Gaza truce holds after days of deadly clashes
AFP
Date: 4/10/2011
by Selim Saheb Ettaba Selim Saheb Ettaba – Sun Apr 10, 2:09 pm ET
GAZA CITY, Palestinian Territories (AFP) – A ceasefire appeared to take hold in Gaza on Sunday, hours after it was floated by both Israeli and Palestinian officials following days of deadly clashes.
In the Palestinian enclave, there were no reports of any deaths for the first time since Thursday, when Israel launched a wave of air strikes in retaliation for an anti–tank missile attack on an Israeli school bus.
Only around a dozen shots were fired at Israel after the deaths of 18 Palestinians, half of them civilians, in the deadliest confrontation since Israel's devastating new year assault on the territory in 2008–2009.
Hamas, which controls the Gaza Strip, said militants were firing rockets in response to Israel's April 2 killing of three senior members of the Islamist movement.
But the confrontation eased on Sunday after Defence Minister Ehud Barak said Israel was ready to end its military action, if Hamas and other armed groups stopped firing.
"If they cease firing, we'll cease firing," he said. "We will act along the lines of what happens on the ground," added Barak, who indefinitely postponed a trip to Washington as violence escalated.
It was the first time that an Israeli minister had floated the possibility of a ceasefire since the latest violence erupted.
In Cairo, the Arab League said it would call on the United Nations to impose a no–fly zone over Gaza after Israeli Prime Minister Benjamin Netanyahu warned that continued rocket fire by Gaza militants would be dealt with harshly.
"If the criminal attacks against the Israeli military and civilians continue, Israel will respond with even more force," he told reporters at the beginning of the weekly cabinet meeting.
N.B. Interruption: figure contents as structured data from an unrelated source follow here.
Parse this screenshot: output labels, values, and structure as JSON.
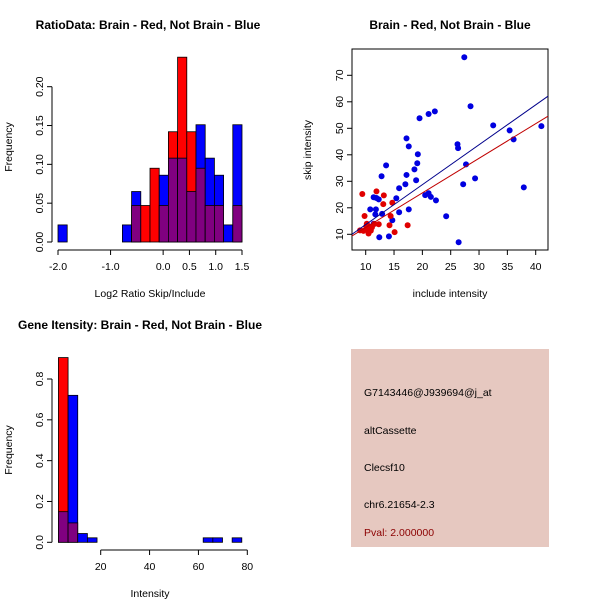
{
  "colors": {
    "red": "#ff0000",
    "blue": "#0000ff",
    "overlap": "#800080",
    "red_point": "#e00000",
    "blue_point": "#0000e0",
    "panel_bg": "#e6c8c0",
    "pval": "#8b0000"
  },
  "chart_data": [
    {
      "type": "bar",
      "title": "RatioData: Brain - Red, Not Brain - Blue",
      "xlabel": "Log2 Ratio Skip/Include",
      "ylabel": "Frequency",
      "xlim": [
        -2.0,
        1.5
      ],
      "ylim": [
        0,
        0.24
      ],
      "xticks": [
        "-2.0",
        "-1.0",
        "0.0",
        "0.5",
        "1.0",
        "1.5"
      ],
      "xtick_values": [
        -2.0,
        -1.0,
        0.0,
        0.5,
        1.0,
        1.5
      ],
      "yticks": [
        "0.00",
        "0.05",
        "0.10",
        "0.15",
        "0.20"
      ],
      "ytick_values": [
        0,
        0.05,
        0.1,
        0.15,
        0.2
      ],
      "bin_start": -2.0,
      "bin_width": 0.175,
      "series": [
        {
          "name": "Brain",
          "color": "red",
          "values": [
            0,
            0,
            0,
            0,
            0,
            0,
            0,
            0,
            0.047,
            0.047,
            0.095,
            0.047,
            0.142,
            0.238,
            0.142,
            0.095,
            0.047,
            0.047,
            0,
            0.047
          ]
        },
        {
          "name": "Not Brain",
          "color": "blue",
          "values": [
            0.022,
            0,
            0,
            0,
            0,
            0,
            0,
            0.022,
            0.065,
            0,
            0,
            0.086,
            0.108,
            0.108,
            0.065,
            0.151,
            0.108,
            0.086,
            0.022,
            0.151
          ]
        }
      ]
    },
    {
      "type": "scatter",
      "title": "Brain - Red, Not Brain - Blue",
      "xlabel": "include intensity",
      "ylabel": "skip intensity",
      "xlim": [
        7.7,
        42.2
      ],
      "ylim": [
        4.5,
        79
      ],
      "xticks": [
        "10",
        "15",
        "20",
        "25",
        "30",
        "35",
        "40"
      ],
      "xtick_values": [
        10,
        15,
        20,
        25,
        30,
        35,
        40
      ],
      "yticks": [
        "10",
        "20",
        "30",
        "40",
        "50",
        "60",
        "70"
      ],
      "ytick_values": [
        10,
        20,
        30,
        40,
        50,
        60,
        70
      ],
      "series": [
        {
          "name": "Not Brain",
          "color": "blue_point",
          "points": [
            [
              27.4,
              76.8
            ],
            [
              28.5,
              58.3
            ],
            [
              22.2,
              56.4
            ],
            [
              21.1,
              55.4
            ],
            [
              19.5,
              53.8
            ],
            [
              32.5,
              51.1
            ],
            [
              35.4,
              49.2
            ],
            [
              41.0,
              50.8
            ],
            [
              36.1,
              45.8
            ],
            [
              17.2,
              46.2
            ],
            [
              17.6,
              43.2
            ],
            [
              26.2,
              44.0
            ],
            [
              26.3,
              42.5
            ],
            [
              19.2,
              40.2
            ],
            [
              13.6,
              36.0
            ],
            [
              27.7,
              36.4
            ],
            [
              19.1,
              36.8
            ],
            [
              18.6,
              34.5
            ],
            [
              17.2,
              32.4
            ],
            [
              12.8,
              31.9
            ],
            [
              18.9,
              30.4
            ],
            [
              17.0,
              28.9
            ],
            [
              27.2,
              28.9
            ],
            [
              29.3,
              31.1
            ],
            [
              37.9,
              27.7
            ],
            [
              15.9,
              27.4
            ],
            [
              20.5,
              24.8
            ],
            [
              21.1,
              25.5
            ],
            [
              21.5,
              24.1
            ],
            [
              22.4,
              22.8
            ],
            [
              15.4,
              23.6
            ],
            [
              11.4,
              24.0
            ],
            [
              11.9,
              23.7
            ],
            [
              12.3,
              23.2
            ],
            [
              10.8,
              19.4
            ],
            [
              11.8,
              19.4
            ],
            [
              17.6,
              19.4
            ],
            [
              15.9,
              18.3
            ],
            [
              11.7,
              17.5
            ],
            [
              12.9,
              17.7
            ],
            [
              24.2,
              16.8
            ],
            [
              14.7,
              15.3
            ],
            [
              11.4,
              14.0
            ],
            [
              12.4,
              8.9
            ],
            [
              14.1,
              9.2
            ],
            [
              26.4,
              7.0
            ]
          ],
          "fit": {
            "slope": 1.51,
            "intercept": -1.6
          }
        },
        {
          "name": "Brain",
          "color": "red_point",
          "points": [
            [
              9.4,
              25.2
            ],
            [
              11.9,
              26.2
            ],
            [
              13.2,
              24.7
            ],
            [
              13.1,
              21.4
            ],
            [
              14.7,
              21.9
            ],
            [
              9.8,
              16.9
            ],
            [
              14.4,
              16.9
            ],
            [
              14.2,
              13.4
            ],
            [
              17.4,
              13.4
            ],
            [
              15.1,
              10.8
            ],
            [
              11.5,
              13.9
            ],
            [
              10.2,
              14.0
            ],
            [
              10.6,
              12.9
            ],
            [
              9.0,
              11.5
            ],
            [
              9.6,
              11.3
            ],
            [
              10.2,
              12.0
            ],
            [
              10.9,
              11.4
            ],
            [
              10.5,
              10.3
            ],
            [
              10.1,
              13.0
            ],
            [
              11.1,
              12.6
            ],
            [
              12.3,
              13.8
            ]
          ],
          "fit": {
            "slope": 1.31,
            "intercept": -0.7
          }
        }
      ]
    },
    {
      "type": "bar",
      "title": "Gene Itensity: Brain - Red, Not Brain - Blue",
      "xlabel": "Intensity",
      "ylabel": "Frequency",
      "xlim": [
        2.7,
        81.7
      ],
      "ylim": [
        0,
        0.905
      ],
      "xticks": [
        "20",
        "40",
        "60",
        "80"
      ],
      "xtick_values": [
        20,
        40,
        60,
        80
      ],
      "yticks": [
        "0.0",
        "0.2",
        "0.4",
        "0.6",
        "0.8"
      ],
      "ytick_values": [
        0,
        0.2,
        0.4,
        0.6,
        0.8
      ],
      "bin_start": 2.7,
      "bin_width": 3.95,
      "series": [
        {
          "name": "Brain",
          "color": "red",
          "values": [
            0.905,
            0.095,
            0,
            0,
            0,
            0,
            0,
            0,
            0,
            0,
            0,
            0,
            0,
            0,
            0,
            0,
            0,
            0,
            0,
            0
          ]
        },
        {
          "name": "Not Brain",
          "color": "blue",
          "values": [
            0.15,
            0.72,
            0.043,
            0.022,
            0,
            0,
            0,
            0,
            0,
            0,
            0,
            0,
            0,
            0,
            0,
            0.022,
            0.022,
            0,
            0.022,
            0
          ]
        }
      ]
    }
  ],
  "info_panel": {
    "probe": "G7143446@J939694@j_at",
    "event_type": "altCassette",
    "gene": "Clecsf10",
    "location": "chr6.21654-2.3",
    "pval": "Pval: 2.000000"
  }
}
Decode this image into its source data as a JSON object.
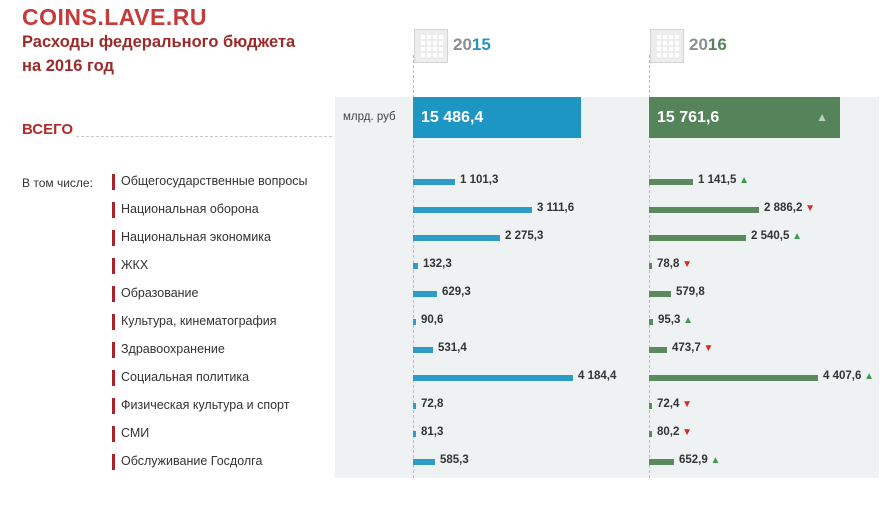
{
  "watermark": "COINS.LAVE.RU",
  "title_line1": "Расходы федерального бюджета",
  "title_line2": "на 2016 год",
  "unit": "млрд. руб",
  "including_label": "В том числе:",
  "colors": {
    "y2015": "#2d9cc6",
    "y2016": "#5a8a5d",
    "accent": "#a8232a",
    "up": "#3e9a4f",
    "down": "#d42a2a"
  },
  "chart_data": {
    "type": "bar",
    "title": "Расходы федерального бюджета на 2016 год",
    "unit": "млрд. руб",
    "years": [
      {
        "prefix": "20",
        "suffix": "15"
      },
      {
        "prefix": "20",
        "suffix": "16"
      }
    ],
    "total": {
      "label": "ВСЕГО",
      "v2015": 15486.4,
      "v2016": 15761.6,
      "v2015_label": "15 486,4",
      "v2016_label": "15 761,6",
      "trend": "up"
    },
    "categories": [
      {
        "name": "Общегосударственные вопросы",
        "v2015": 1101.3,
        "v2016": 1141.5,
        "v2015_label": "1 101,3",
        "v2016_label": "1 141,5",
        "trend": "up"
      },
      {
        "name": "Национальная оборона",
        "v2015": 3111.6,
        "v2016": 2886.2,
        "v2015_label": "3 111,6",
        "v2016_label": "2 886,2",
        "trend": "down"
      },
      {
        "name": "Национальная экономика",
        "v2015": 2275.3,
        "v2016": 2540.5,
        "v2015_label": "2 275,3",
        "v2016_label": "2 540,5",
        "trend": "up"
      },
      {
        "name": "ЖКХ",
        "v2015": 132.3,
        "v2016": 78.8,
        "v2015_label": "132,3",
        "v2016_label": "78,8",
        "trend": "down"
      },
      {
        "name": "Образование",
        "v2015": 629.3,
        "v2016": 579.8,
        "v2015_label": "629,3",
        "v2016_label": "579,8",
        "trend": ""
      },
      {
        "name": "Культура, кинематография",
        "v2015": 90.6,
        "v2016": 95.3,
        "v2015_label": "90,6",
        "v2016_label": "95,3",
        "trend": "up"
      },
      {
        "name": "Здравоохранение",
        "v2015": 531.4,
        "v2016": 473.7,
        "v2015_label": "531,4",
        "v2016_label": "473,7",
        "trend": "down"
      },
      {
        "name": "Социальная политика",
        "v2015": 4184.4,
        "v2016": 4407.6,
        "v2015_label": "4 184,4",
        "v2016_label": "4 407,6",
        "trend": "up"
      },
      {
        "name": "Физическая культура и спорт",
        "v2015": 72.8,
        "v2016": 72.4,
        "v2015_label": "72,8",
        "v2016_label": "72,4",
        "trend": "down"
      },
      {
        "name": "СМИ",
        "v2015": 81.3,
        "v2016": 80.2,
        "v2015_label": "81,3",
        "v2016_label": "80,2",
        "trend": "down"
      },
      {
        "name": "Обслуживание Госдолга",
        "v2015": 585.3,
        "v2016": 652.9,
        "v2015_label": "585,3",
        "v2016_label": "652,9",
        "trend": "up"
      }
    ]
  }
}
Hamas and other armed groups in Gaza had previously announced a unilateral truce that unravelled before it had a chance to take hold, with militants firing dozens of rockets and mortar rounds into southern Israel.
But on Saturday, a senior Israeli security official said Hamas's political wing had asked Israel for a ceasefire.
"The political branch of Hamas has sent a message asking for an Israeli ceasefire" in exchange for a halt to Palestinian attacks, the official told AFP on condition of anonymity.
Hamas spokesman Sami Abu Zuhri said on Sunday that the group would be willing to stop firing if Israel announced a ceasefire.
"The ball is in the court of the occupation," Abu Zuhri told AFP. "Our message to the occupation is that a truce will be met with a truce.
"We are not interested in escalation and the Palestinian factions are defending themselves and the Palestinian people in the face of Israeli escalation," he said.
The armed wing of the Islamic Jihad movement in Gaza said it would also be willing to commit to a bilateral ceasefire with Israel.
But rockets and mortar rounds continued to hit Israeli territory on Sunday, with an Israeli military spokeswoman saying that by late afternoon around 10 projectiles had been fired.
On Saturday, Hamas declared a state of emergency in the face of the deadly Israeli reprisals.
In Cairo, Arab League chief Amr Mussa said on Sunday the organisation would ask the UN Security Council to impose a no–fly zone over Gaza.
Mussa told an emergency meeting of Arab League envoys that "the Arab bloc in the United Nations has been directed to ask for the convention of the Security Council to stop the Israeli aggression on Gaza and impose a no–fly zone."
The current confrontation is the deadliest since Israel's Operation Cast Lead claimed the lives of some 1,400 Palestinians in Gaza –– more than half civilians –– and 13 Israelis, including 10 soldiers.
It has been the first test of Israel's newly deployed Iron Dome short–range defence system, which the military said has successfully intercepted several Grad rockets fired from Gaza.
Netanyahu later paid a visit to a military post near the southern city of Ashkelon where the defence system, the first of its kind in the world, is deployed.
"Iron Dome is an impressive technological achievement. Israel has reached a (technological) breakthrough. But we cannot defend every house, every facility and every site in Israel," he was quoted as saying in a statement.
Israeli media reported the United States has promised the Jewish state $205 million to fund an additional four Iron Dome batteries.